U.S. manufacturing grew at the slowest pace in 10 months in September as inventories rose, signaling slower growth in production and freight shipments.
The Institute for Supply Management’s factory index dropped to 54.4 from 56.3 in August. Readings greater than 50 signal growth. Measures of orders and production fell to the lowest level since June 2009. New orders fell 2 percent to 51.1 while inventories jumped 4.2 percent to 55.6 and backlogs of orders shrank five points to 46.5.
While the ISM’s main index remains positive, “the overall picture is less encouraging,” said Norbert J. Ore, chair of the ISM manufacturing business survey committee.

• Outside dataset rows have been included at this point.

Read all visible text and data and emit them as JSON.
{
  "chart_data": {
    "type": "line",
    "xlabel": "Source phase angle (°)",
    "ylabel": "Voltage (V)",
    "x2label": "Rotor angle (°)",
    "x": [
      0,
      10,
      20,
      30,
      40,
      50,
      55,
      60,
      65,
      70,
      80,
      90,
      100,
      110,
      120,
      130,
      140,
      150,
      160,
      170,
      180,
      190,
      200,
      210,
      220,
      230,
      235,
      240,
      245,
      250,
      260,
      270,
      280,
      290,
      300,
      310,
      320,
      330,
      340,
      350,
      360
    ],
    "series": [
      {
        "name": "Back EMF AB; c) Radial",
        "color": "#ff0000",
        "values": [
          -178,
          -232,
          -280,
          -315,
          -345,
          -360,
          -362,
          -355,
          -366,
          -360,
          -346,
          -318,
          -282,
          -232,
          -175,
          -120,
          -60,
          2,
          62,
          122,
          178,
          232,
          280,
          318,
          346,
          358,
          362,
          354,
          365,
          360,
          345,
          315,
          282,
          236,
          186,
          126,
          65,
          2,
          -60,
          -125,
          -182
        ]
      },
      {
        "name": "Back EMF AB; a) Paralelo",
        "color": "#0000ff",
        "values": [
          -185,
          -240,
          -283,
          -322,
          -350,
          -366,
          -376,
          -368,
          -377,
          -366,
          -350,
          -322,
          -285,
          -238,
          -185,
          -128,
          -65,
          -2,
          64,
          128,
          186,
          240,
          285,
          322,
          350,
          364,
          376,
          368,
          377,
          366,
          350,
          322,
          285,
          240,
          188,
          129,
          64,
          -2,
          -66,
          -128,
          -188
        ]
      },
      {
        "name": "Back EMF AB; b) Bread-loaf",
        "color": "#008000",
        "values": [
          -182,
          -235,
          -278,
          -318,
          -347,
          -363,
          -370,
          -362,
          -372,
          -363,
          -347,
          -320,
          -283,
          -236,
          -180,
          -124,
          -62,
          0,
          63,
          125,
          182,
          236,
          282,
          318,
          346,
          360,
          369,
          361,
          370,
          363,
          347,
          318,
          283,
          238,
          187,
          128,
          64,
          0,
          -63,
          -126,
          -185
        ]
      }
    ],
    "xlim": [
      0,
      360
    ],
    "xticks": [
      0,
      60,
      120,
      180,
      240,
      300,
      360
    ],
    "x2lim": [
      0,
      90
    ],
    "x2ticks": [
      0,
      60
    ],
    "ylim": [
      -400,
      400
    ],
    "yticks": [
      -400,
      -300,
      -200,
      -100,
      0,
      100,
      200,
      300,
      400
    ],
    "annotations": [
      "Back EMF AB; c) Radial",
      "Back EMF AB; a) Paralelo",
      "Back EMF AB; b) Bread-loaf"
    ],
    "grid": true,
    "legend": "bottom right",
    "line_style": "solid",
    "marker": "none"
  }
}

He noted that growth in new orders continued to slow, with the index down significantly from its cyclical high of 65.9 in January. “Production is currently growing at a faster rate than new orders, but it typically lags and would be expected to weaken further in the fourth quarter,” he said.

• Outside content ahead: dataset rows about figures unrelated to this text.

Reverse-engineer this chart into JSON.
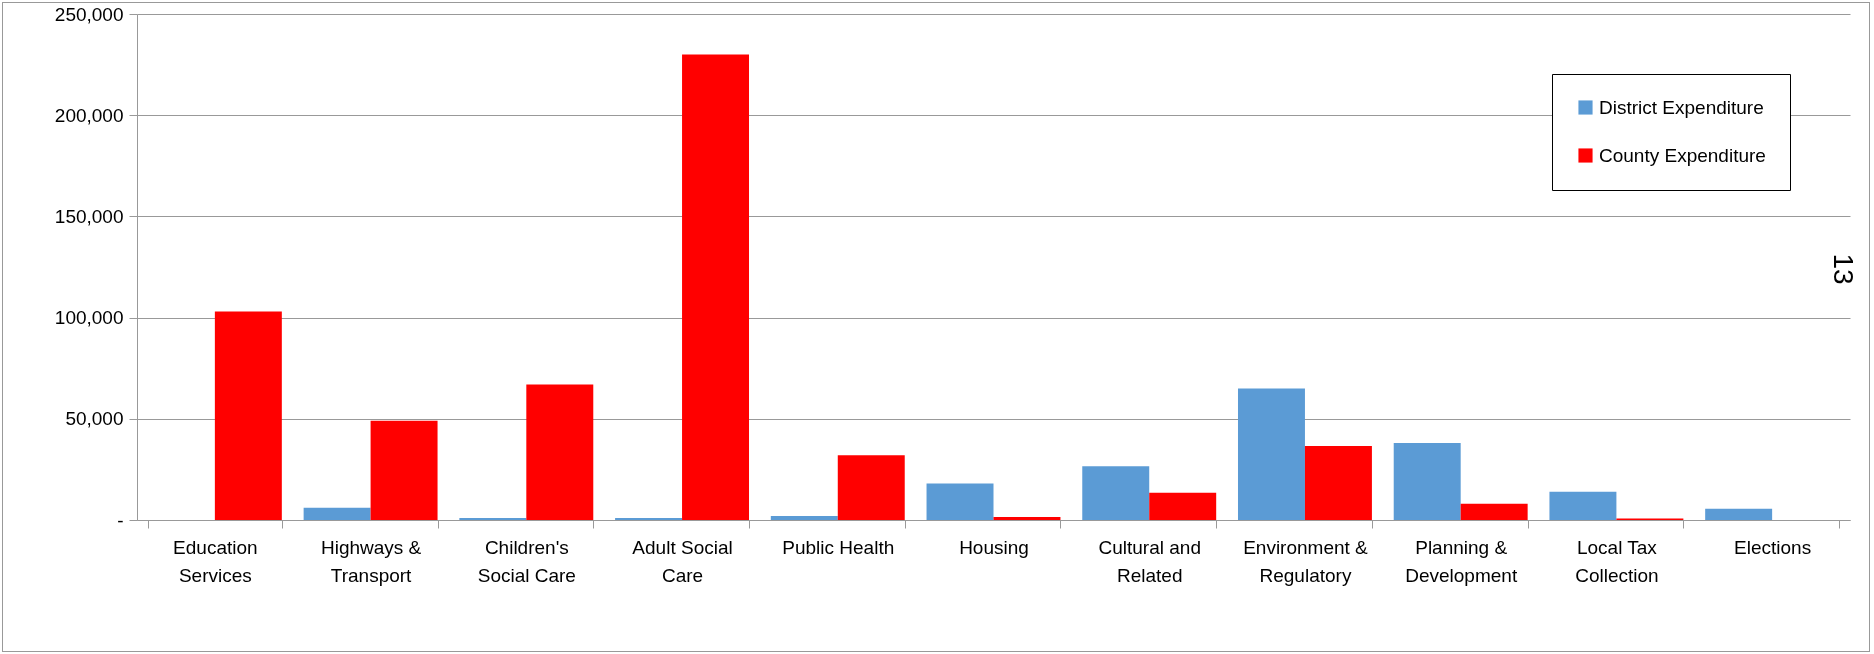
{
  "chart_data": {
    "type": "bar",
    "categories": [
      "Education Services",
      "Highways & Transport",
      "Children's Social Care",
      "Adult Social Care",
      "Public Health",
      "Housing",
      "Cultural and Related",
      "Environment & Regulatory",
      "Planning & Development",
      "Local Tax Collection",
      "Elections"
    ],
    "series": [
      {
        "name": "District Expenditure",
        "color": "#5b9bd5",
        "values": [
          null,
          6000,
          1000,
          1000,
          2000,
          18000,
          26500,
          65000,
          38000,
          14000,
          5500
        ]
      },
      {
        "name": "County Expenditure",
        "color": "#ff0000",
        "values": [
          103000,
          49000,
          67000,
          230000,
          32000,
          1500,
          13500,
          36500,
          8000,
          800,
          null
        ]
      }
    ],
    "ylim": [
      0,
      250000
    ],
    "yticks": [
      {
        "value": 0,
        "label": "-"
      },
      {
        "value": 50000,
        "label": "50,000"
      },
      {
        "value": 100000,
        "label": "100,000"
      },
      {
        "value": 150000,
        "label": "150,000"
      },
      {
        "value": 200000,
        "label": "200,000"
      },
      {
        "value": 250000,
        "label": "250,000"
      }
    ],
    "grid": "y",
    "legend": "top right",
    "annotations": [
      "13"
    ]
  }
}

“Manufacturing has enjoyed a stronger recovery than other sectors of the economy, but it appears that weaker growth is the expectation for the fourth quarter. Both the inventories and backlog-of-orders indexes are sending strong negative signals of weakening performance in the sector,” Ore said.

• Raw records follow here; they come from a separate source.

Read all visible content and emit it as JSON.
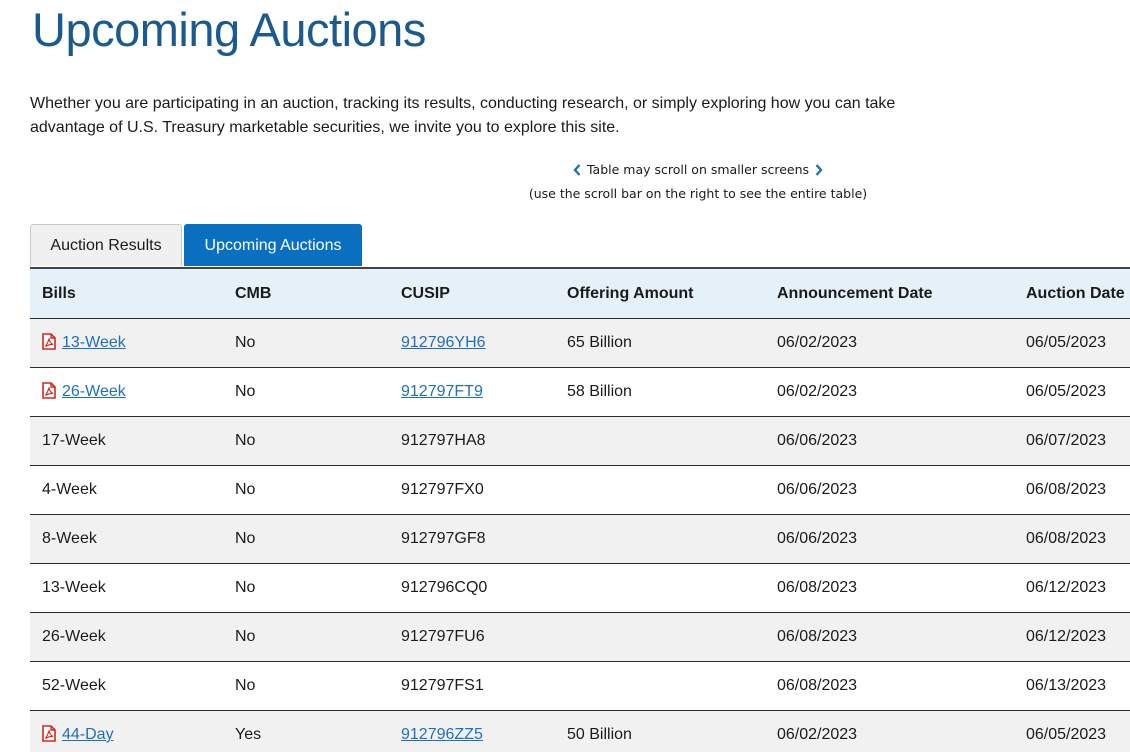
{
  "page": {
    "title": "Upcoming Auctions",
    "intro": "Whether you are participating in an auction, tracking its results, conducting research, or simply exploring how you can take advantage of U.S. Treasury marketable securities, we invite you to explore this site.",
    "scroll_hint_line1": "Table may scroll on smaller screens",
    "scroll_hint_line2": "(use the scroll bar on the right to see the entire table)"
  },
  "tabs": [
    {
      "label": "Auction Results",
      "active": false
    },
    {
      "label": "Upcoming Auctions",
      "active": true
    }
  ],
  "colors": {
    "title": "#1a5a8c",
    "active_tab": "#0b6fbf",
    "link": "#1f6fbf",
    "pdf_icon": "#d0281f",
    "header_bg": "#e6f0f9"
  },
  "table": {
    "columns": [
      "Bills",
      "CMB",
      "CUSIP",
      "Offering Amount",
      "Announcement Date",
      "Auction Date"
    ],
    "rows": [
      {
        "bill": "13-Week",
        "cmb": "No",
        "cusip": "912796YH6",
        "offering": "65 Billion",
        "announcement": "06/02/2023",
        "auction": "06/05/2023",
        "pdf": true
      },
      {
        "bill": "26-Week",
        "cmb": "No",
        "cusip": "912797FT9",
        "offering": "58 Billion",
        "announcement": "06/02/2023",
        "auction": "06/05/2023",
        "pdf": true
      },
      {
        "bill": "17-Week",
        "cmb": "No",
        "cusip": "912797HA8",
        "offering": "",
        "announcement": "06/06/2023",
        "auction": "06/07/2023",
        "pdf": false
      },
      {
        "bill": "4-Week",
        "cmb": "No",
        "cusip": "912797FX0",
        "offering": "",
        "announcement": "06/06/2023",
        "auction": "06/08/2023",
        "pdf": false
      },
      {
        "bill": "8-Week",
        "cmb": "No",
        "cusip": "912797GF8",
        "offering": "",
        "announcement": "06/06/2023",
        "auction": "06/08/2023",
        "pdf": false
      },
      {
        "bill": "13-Week",
        "cmb": "No",
        "cusip": "912796CQ0",
        "offering": "",
        "announcement": "06/08/2023",
        "auction": "06/12/2023",
        "pdf": false
      },
      {
        "bill": "26-Week",
        "cmb": "No",
        "cusip": "912797FU6",
        "offering": "",
        "announcement": "06/08/2023",
        "auction": "06/12/2023",
        "pdf": false
      },
      {
        "bill": "52-Week",
        "cmb": "No",
        "cusip": "912797FS1",
        "offering": "",
        "announcement": "06/08/2023",
        "auction": "06/13/2023",
        "pdf": false
      },
      {
        "bill": "44-Day",
        "cmb": "Yes",
        "cusip": "912796ZZ5",
        "offering": "50 Billion",
        "announcement": "06/02/2023",
        "auction": "06/05/2023",
        "pdf": true
      }
    ]
  }
}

The report came as China’s official purchasing manager’s index showed Chinese manufacturing accelerated in September despite the government’s desire to slow the economy. The China purchasing manager’s index rose to 53.8, its highest level since May, from 51.7 in August, beating consensus expectations of 52.
China’s economic growth slowed to an annual rate of 10.3 percent in the second quarter, from 11.9 percent in the first quarter, according to official statistics. The government is targeting growth of 8 percent for the year as a whole.